If you pick the Samurai as your class, you get a fairly standard package of fighter-like stuff. You have an alignment limitation – lawful – and you get a d10 hit dice. Two skill points a level, so, at baseline, you are a fighter but more limited. Fighters get the same skills and hit dice, but they aren’t limited in alignment. You get the good fort save of a fighter, and… that’s it.

At level 1, you get ‘Daisho proficiency,’ which is the same as the feat exotic weapon proficiency: bastard sword. Which is not a good feat. Level 2, you get the ability to fight with two weapons, like if you had the feat two weapon fighting, as long as you use a katana and wakizashi, which is to say, this is a worse feature than just having the feat two weapon fighting. So by level 2, you have a character who is more limited than the fighter, has two feats that the fighter could take that are worse than the fighter’s versions of the same thing.

At level 3, you finally get something the fighter doesn’t get, kiai smite, once a day. This lets you add your charisma to attack and damage for one attack. You might recognise this as ‘another thing that needs a good stat.’

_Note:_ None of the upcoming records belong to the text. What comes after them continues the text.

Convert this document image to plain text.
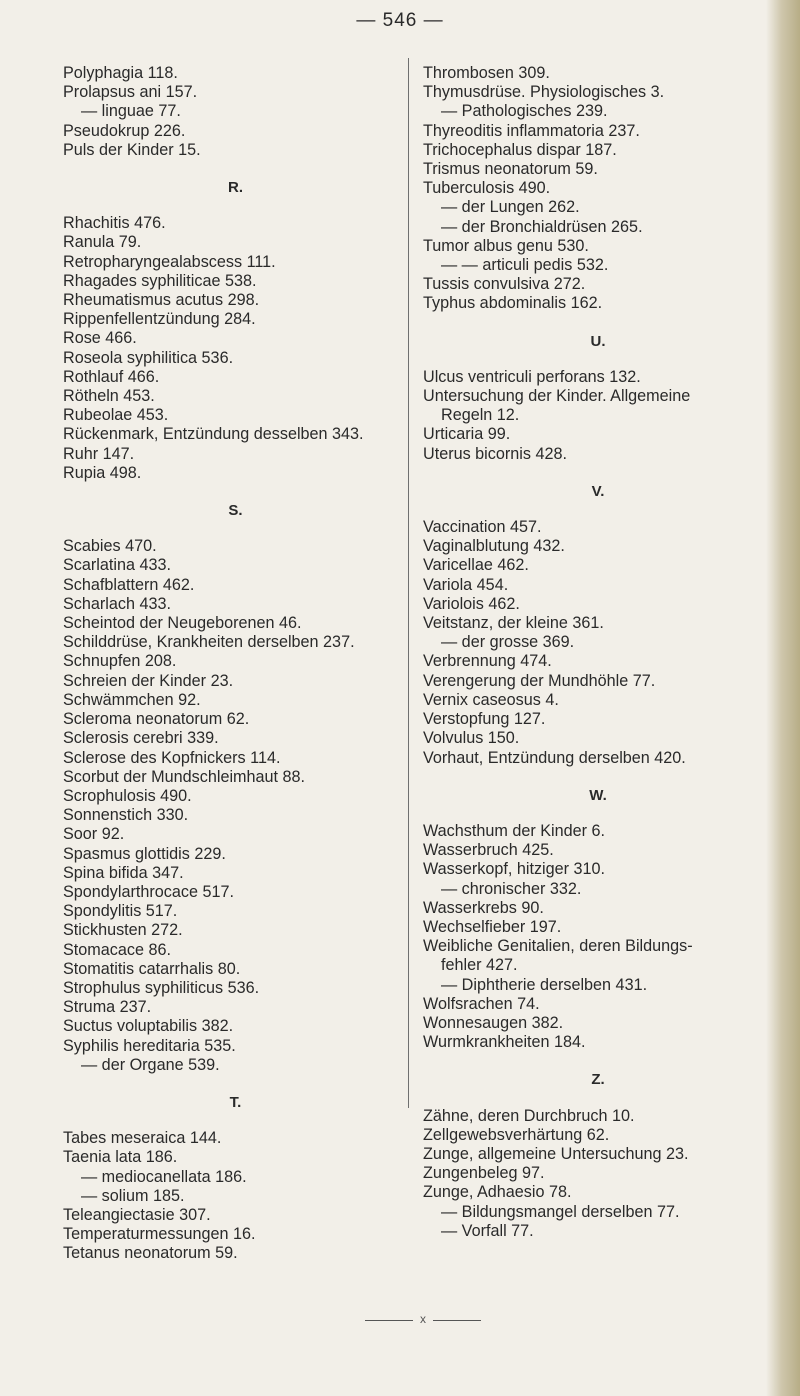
— 546 —
Polyphagia 118.
Prolapsus ani 157.
— linguae 77.
Pseudokrup 226.
Puls der Kinder 15.
R.
Rhachitis 476.
Ranula 79.
Retropharyngealabscess 111.
Rhagades syphiliticae 538.
Rheumatismus acutus 298.
Rippenfellentzündung 284.
Rose 466.
Roseola syphilitica 536.
Rothlauf 466.
Rötheln 453.
Rubeolae 453.
Rückenmark, Entzündung desselben 343.
Ruhr 147.
Rupia 498.
S.
Scabies 470.
Scarlatina 433.
Schafblattern 462.
Scharlach 433.
Scheintod der Neugeborenen 46.
Schilddrüse, Krankheiten derselben 237.
Schnupfen 208.
Schreien der Kinder 23.
Schwämmchen 92.
Scleroma neonatorum 62.
Sclerosis cerebri 339.
Sclerose des Kopfnickers 114.
Scorbut der Mundschleimhaut 88.
Scrophulosis 490.
Sonnenstich 330.
Soor 92.
Spasmus glottidis 229.
Spina bifida 347.
Spondylarthrocace 517.
Spondylitis 517.
Stickhusten 272.
Stomacace 86.
Stomatitis catarrhalis 80.
Strophulus syphiliticus 536.
Struma 237.
Suctus voluptabilis 382.
Syphilis hereditaria 535.
— der Organe 539.
T.
Tabes meseraica 144.
Taenia lata 186.
— mediocanellata 186.
— solium 185.
Teleangiectasie 307.
Temperaturmessungen 16.
Tetanus neonatorum 59.
Thrombosen 309.
Thymusdrüse. Physiologisches 3.
— Pathologisches 239.
Thyreoditis inflammatoria 237.
Trichocephalus dispar 187.
Trismus neonatorum 59.
Tuberculosis 490.
— der Lungen 262.
— der Bronchialdrüsen 265.
Tumor albus genu 530.
— — articuli pedis 532.
Tussis convulsiva 272.
Typhus abdominalis 162.
U.
Ulcus ventriculi perforans 132.
Untersuchung der Kinder. Allgemeine
Regeln 12.
Urticaria 99.
Uterus bicornis 428.
V.
Vaccination 457.
Vaginalblutung 432.
Varicellae 462.
Variola 454.
Variolois 462.
Veitstanz, der kleine 361.
— der grosse 369.
Verbrennung 474.
Verengerung der Mundhöhle 77.
Vernix caseosus 4.
Verstopfung 127.
Volvulus 150.
Vorhaut, Entzündung derselben 420.
W.
Wachsthum der Kinder 6.
Wasserbruch 425.
Wasserkopf, hitziger 310.
— chronischer 332.
Wasserkrebs 90.
Wechselfieber 197.
Weibliche Genitalien, deren Bildungs-
fehler 427.
— Diphtherie derselben 431.
Wolfsrachen 74.
Wonnesaugen 382.
Wurmkrankheiten 184.
Z.
Zähne, deren Durchbruch 10.
Zellgewebsverhärtung 62.
Zunge, allgemeine Untersuchung 23.
Zungenbeleg 97.
Zunge, Adhaesio 78.
— Bildungsmangel derselben 77.
— Vorfall 77.
x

Then you get, at level 5, ‘iaijutsu master’ which is to say quick draw, the feat, but for bastard swords and wakizashi only, then you get staredown, at level 6, which is +4 to intimidate checks for a type of action you don’t ever bother doing. At level 8, you get the feat Improved Initiative, and the rest is just improving or more commonly getting stuff that a character who took fighter got.

That is to say, this character gets almost entirely things that the fighter gets, in worse versions, less often. You are choosing to make a character who is a slower-growing, less-powerful version of the fighter, in exchange for a very specific vision of a relationship to armour and weaponry.

Now, there is a feat, that if you take it, from a web expansion means that around level 14 you can make your staredown effect good, maybe worth using in fights where you’re really heavily surrounded. And all you’ve had to do is drag a character up fourteen levels to get there.

The argument seems to be that the samurai lets you dual wield a pair of weapons without concerning yourself with the dexterity required to do that through normal feat use, and while that sounds like it’s a nice niche, it’s on a class that also asks you to add another stat to your load in the form of Charisma.

This class is basically what happens when you dial your balance into a bad baseline. If you look at the fighter and think the Fighter is good or great, then the Samurai looks like an interesting lateral move. Oh, a conservative one, a cautious one, but you could reasonably look at the pair and go ‘well, it’s close.’ This class is definitely worse than a fighter, but it’s not unbelievable if the balance was, in general, flatter, that this is close to it.

Oh and here’s a bit of a bonus from this book.

The simplest way to create a warrior-roriented campaign is to prohibit PCs from taking levels in a spellcasting class, but allow for the occasional NPC spellcaster. The key here is to avoid making the players feel inferior to your NPCs by limiting their exposure to spellcasting characters.

Complete Warrior – Page 137

Why would players who can’t play spellcasters feel inferior to spellcasters, I wonder.